Secondly, let’s look at the contribution of factors to happiness of the bottom five countries.
bottom <- tail(data2019, 5)
bottom <- bottom[, -c(1, 3)]
gathereddataB <- gather(bottom, Factors, Score, -Country.or.region)
groupedB <- ggplot(data = gathereddataB,
aes(x = reorder(Factors, Score), y = Score, fill = Country.or.region)) +
geom_bar(stat="identity", position="dodge", colour = "black", width = 0.6) +
ggtitle("The least happy countries")
groupedB <- groupedB + xlab("Factors")
groupedB + theme(axis.text.x = element_text(angle = 17, hjust = 1, size = 7))

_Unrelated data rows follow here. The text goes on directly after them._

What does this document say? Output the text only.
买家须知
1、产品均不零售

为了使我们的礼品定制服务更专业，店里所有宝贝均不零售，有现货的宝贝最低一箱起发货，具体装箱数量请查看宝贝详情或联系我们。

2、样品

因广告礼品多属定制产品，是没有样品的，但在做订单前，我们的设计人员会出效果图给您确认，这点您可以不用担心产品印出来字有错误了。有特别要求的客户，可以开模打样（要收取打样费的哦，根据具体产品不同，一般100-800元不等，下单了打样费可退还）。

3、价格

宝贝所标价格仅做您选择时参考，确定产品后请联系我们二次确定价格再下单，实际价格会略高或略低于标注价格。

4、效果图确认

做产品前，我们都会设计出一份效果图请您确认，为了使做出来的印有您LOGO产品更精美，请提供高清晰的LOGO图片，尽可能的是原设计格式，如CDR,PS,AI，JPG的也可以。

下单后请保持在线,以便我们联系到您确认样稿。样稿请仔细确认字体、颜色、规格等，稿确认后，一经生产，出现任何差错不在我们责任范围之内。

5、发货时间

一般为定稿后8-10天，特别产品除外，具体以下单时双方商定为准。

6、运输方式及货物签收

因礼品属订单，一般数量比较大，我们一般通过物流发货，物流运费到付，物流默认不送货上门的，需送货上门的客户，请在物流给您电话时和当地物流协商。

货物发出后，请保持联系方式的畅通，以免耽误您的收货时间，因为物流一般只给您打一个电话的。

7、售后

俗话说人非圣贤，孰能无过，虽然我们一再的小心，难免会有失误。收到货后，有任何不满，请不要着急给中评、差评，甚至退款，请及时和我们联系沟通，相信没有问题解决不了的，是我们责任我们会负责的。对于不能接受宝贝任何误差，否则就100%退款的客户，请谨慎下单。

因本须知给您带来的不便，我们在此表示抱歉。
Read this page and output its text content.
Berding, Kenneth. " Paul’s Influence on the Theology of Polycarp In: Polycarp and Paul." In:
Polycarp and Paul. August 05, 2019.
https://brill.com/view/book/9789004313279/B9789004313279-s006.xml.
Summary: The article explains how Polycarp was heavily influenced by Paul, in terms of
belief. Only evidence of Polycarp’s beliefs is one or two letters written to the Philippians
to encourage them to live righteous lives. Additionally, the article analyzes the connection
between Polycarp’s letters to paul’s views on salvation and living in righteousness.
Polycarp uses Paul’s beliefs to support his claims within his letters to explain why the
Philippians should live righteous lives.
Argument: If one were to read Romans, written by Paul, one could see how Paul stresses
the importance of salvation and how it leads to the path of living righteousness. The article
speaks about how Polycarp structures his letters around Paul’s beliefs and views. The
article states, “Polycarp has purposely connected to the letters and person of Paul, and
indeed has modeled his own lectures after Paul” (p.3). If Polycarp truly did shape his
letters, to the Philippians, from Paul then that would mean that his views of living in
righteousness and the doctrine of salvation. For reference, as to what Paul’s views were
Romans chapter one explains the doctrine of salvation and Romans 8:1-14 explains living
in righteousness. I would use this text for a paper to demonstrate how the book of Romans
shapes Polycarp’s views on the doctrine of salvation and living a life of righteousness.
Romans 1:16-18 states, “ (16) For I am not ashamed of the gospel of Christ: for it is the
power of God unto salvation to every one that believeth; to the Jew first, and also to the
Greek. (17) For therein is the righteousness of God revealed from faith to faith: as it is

For the bottom 5 countries social support and healthy life expectancy seem to contribute more than other factors.
Next, let’s see the differences in contribution of various factors to happiness of the top 5 and bottom 5 countries and compare them to the average score
average <- data2019[, -c(1, 2, 3)]
library(dplyr)
ave <- average %>% summarise_if(is.numeric, mean) #to find the mean
gatheredave <- gather(ave, Factors, Score)
gathereddataT <- gather(top, Factors, Score, -Country.or.region)
gathereddataB <- gather(bottom, Factors, Score, -Country.or.region)
avT <- ggplot(gathereddataT, aes(x = Factors, y = Score)) +
geom_jitter(size = 3, shape = 21,
aes(fill = "Apoints")) +
geom_jitter(data=gathereddataB,size = 3, shape = 21,
aes(fill = "Bpoints")) +
geom_jitter(data = gatheredave, size = 3, shape = 21,
aes(fill = "Cpoints")) +
scale_fill_manual(name = "",
labels = c("Apoints" = "Top5",
"Bpoints" = "Bottom5",
"Cpoints" = "Average"),
values =c("Apoints" = "grey46",
"Bpoints" = "steelblue2",
"Cpoints" = "red")) +
facet_wrap( ~ Factors, scale="free_x") +
theme(strip.text.x = element_blank()) +
ggtitle("Top 5 and bottom 5 countries")
print(avT)
As can be seen, GDP per capita, healthy life expectancy and social support contribute more to happiness of the top 5 countries compare to the average country.
Finally, let’s see the contribution of these factors to happiness across all 156 countries.
all <- data2019[, -c(1, 3)]
gathereddatal <- gather(all, Factors, Score, -Country.or.region)
all <- ggplot(gathereddatal,
aes(x = Factors, y = Score)) +
geom_jitter(size = 0.8, shape = 19, colour = "dodgerblue4") +
facet_wrap( ~ Factors, scale="free_x") +
ggtitle("Contribution of factors") +
theme(strip.text.x = element_blank())
all <- all + xlab("Factors")
print(all)
Here it is clearly visible that freedom to make life choices, generosity and perception of corruption contribute the least to happiness across all the countries.
4. Summary
To conclude, there is a quite big difference in the level of happiness of the top and bottom countries. However, there are some similaritites in the factors that contribute the most to happiness across the wolrd, such as social support, GDP per capita. For futher analysis it might be useful to analyze the correlation between the level of happiness and each factor.